Other recommendations include the proper management of the Medicare Shared Savings Program, streamlining operational costs, pay for performance programs, bundled payments (where a payer delivers one consolidated payment for an episode of care to all providers), and accountable care organizations.
Pay for performance is the essence of value based healthcare because incentives reward improvements based on industry KPIs.
Analytics Are Leading the Transition
Experts across the board agree on the need for tracking a variety of key performance indicators (KPIs) to help deliver value based care, reduce operational costs and claims processing errors, and avoid penalties.
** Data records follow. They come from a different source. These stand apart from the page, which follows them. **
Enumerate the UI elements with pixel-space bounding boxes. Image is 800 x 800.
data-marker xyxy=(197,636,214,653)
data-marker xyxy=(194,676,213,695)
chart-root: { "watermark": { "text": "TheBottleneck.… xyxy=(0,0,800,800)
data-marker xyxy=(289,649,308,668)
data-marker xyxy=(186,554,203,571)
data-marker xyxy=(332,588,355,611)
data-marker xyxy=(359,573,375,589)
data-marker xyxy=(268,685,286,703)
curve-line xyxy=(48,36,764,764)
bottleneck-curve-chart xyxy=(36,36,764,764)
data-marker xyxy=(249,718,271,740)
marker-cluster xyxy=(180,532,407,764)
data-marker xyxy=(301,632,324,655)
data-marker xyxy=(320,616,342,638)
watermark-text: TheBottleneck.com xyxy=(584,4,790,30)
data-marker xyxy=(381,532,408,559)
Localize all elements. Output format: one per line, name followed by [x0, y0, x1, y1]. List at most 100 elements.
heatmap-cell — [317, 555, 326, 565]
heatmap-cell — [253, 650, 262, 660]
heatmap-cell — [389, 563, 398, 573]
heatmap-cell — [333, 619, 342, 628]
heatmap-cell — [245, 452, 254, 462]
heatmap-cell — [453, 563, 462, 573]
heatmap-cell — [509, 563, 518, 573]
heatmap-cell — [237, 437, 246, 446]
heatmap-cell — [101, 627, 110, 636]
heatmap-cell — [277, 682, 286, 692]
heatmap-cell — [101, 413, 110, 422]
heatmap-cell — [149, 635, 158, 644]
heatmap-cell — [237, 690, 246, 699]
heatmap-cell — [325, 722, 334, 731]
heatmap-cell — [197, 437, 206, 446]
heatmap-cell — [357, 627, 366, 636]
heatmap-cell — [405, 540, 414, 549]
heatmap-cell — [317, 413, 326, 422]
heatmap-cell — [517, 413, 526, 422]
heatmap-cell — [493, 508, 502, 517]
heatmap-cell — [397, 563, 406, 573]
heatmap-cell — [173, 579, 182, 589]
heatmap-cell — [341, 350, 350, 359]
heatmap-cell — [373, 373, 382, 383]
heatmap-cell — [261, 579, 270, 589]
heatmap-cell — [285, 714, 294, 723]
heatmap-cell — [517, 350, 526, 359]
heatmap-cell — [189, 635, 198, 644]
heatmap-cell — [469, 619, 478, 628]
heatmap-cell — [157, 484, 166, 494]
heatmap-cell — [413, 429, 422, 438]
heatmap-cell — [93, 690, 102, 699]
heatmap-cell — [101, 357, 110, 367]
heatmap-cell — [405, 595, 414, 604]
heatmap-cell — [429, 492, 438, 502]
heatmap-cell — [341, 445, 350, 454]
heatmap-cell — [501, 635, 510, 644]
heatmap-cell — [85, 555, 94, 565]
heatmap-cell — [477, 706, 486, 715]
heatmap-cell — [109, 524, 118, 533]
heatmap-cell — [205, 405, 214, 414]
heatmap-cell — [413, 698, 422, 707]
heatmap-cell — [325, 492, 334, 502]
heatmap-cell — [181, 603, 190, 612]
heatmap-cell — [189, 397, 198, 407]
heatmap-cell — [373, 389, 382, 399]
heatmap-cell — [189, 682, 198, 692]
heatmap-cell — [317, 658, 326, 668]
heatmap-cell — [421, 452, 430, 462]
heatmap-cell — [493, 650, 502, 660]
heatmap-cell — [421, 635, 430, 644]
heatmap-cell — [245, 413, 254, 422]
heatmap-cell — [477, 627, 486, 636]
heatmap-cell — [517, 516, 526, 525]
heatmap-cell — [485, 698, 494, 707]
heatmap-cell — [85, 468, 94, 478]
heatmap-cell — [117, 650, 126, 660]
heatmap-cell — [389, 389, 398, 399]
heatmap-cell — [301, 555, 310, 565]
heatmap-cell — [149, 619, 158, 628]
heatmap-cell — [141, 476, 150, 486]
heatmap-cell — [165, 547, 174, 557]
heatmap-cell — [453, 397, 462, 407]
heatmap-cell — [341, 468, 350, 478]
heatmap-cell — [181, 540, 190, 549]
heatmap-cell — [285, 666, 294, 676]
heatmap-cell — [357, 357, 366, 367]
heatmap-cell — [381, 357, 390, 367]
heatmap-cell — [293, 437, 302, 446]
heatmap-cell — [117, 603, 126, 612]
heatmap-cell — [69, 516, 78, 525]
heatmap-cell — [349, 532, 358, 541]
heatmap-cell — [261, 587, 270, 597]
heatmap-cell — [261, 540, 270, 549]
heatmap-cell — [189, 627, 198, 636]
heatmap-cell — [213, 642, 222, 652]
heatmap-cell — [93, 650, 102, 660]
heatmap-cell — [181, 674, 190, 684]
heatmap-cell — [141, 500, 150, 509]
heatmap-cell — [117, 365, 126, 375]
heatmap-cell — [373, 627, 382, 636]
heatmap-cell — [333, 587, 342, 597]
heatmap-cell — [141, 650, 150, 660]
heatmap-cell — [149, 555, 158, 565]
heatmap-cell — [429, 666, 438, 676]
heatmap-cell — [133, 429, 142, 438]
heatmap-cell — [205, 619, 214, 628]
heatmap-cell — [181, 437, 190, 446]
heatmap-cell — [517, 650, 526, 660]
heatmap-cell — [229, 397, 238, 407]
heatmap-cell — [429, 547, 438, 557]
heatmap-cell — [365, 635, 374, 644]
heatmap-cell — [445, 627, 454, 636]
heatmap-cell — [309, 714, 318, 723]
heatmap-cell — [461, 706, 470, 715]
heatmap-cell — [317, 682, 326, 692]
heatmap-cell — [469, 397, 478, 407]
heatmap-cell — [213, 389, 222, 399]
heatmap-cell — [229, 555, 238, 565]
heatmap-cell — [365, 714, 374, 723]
For example, voluntary revenue cycle analytics such as Hospital Inpatient Quality Reporting (IQR), Hospital Outpatient Quality Reporting (OQR) and Physician Quality Reporting System (PQRS) are now linked to compliance with laws such as the Tax Relief and Health Care Act of 2006, Affordable Care Act (2010), or Medicare Access & Chip Reauthorization Act of 2015 where the avoidance of penalties provides financial incentives.
Advanced analytics incorporating dashboards with appealing images such pie charts, three-dimensional graphs and flow charts present the greatest opportunity for capturing the attention of revenue cycle managers and determining critical financial processes.
On the up side, HealthIT.gov reported that 96 percent of hospitals use electronic health records (EHR) while a 2016 HIMSS Analytics survey indicated that 33 percent of providers were still processing denied claims manually despite statistics showing that automated systems result in fewer losses.
In a related matter, the Centers for Medicare & Medicaid Services (CMS) renamed the EHR Incentive Programs to the Promoting Interoperability Programs (PI) to continue improving “access to health information and reducing the time and cost required of providers to comply with the programs’ requirements.”
Population health management programs that track and segment high-risk groups represent another area for implementing positive change. The goal is to improve care quality, readmission rates and emergency department visits while cutting operational costs. Monitoring related KPIs also provides financial incentives because organizations preventing patient incidents will avoid compliance penalties.
A successful transition to value base care also entails improving front-end revenue cycle tasks translating to garnering increased patient revenue. Examples include maintaining transparency; properly explaining payment policies and patient responsibilities; physician consultations; and accurate patient data collection, documentation and registration.
Potential Benefits of Value Based Healthcare
The healthcare industry is slowly assimilating value based programs, but the commitment by government and institutions indicates that the end result will be favorable for all stakeholders. As one expert framed it, change is long overdue, but it’s driving the delivery of better care at lower cost.
The value based model is expected to deliver improved positive patient outcomes such as more informed decisions, better healthcare, and lower out-of-pocket payments. It will also reduce hospital costs and improve institutional efficiency.
Finally, it will impact late-stage revenue cycle management, including debt collections. The reduced patient contributions may translate to fewer delinquent accounts and lower average account values, but the trend of patients using higher deductibles to address financial stress in conjunction with increasing bad debt will underline the importance of applying an effective debt collection strategy.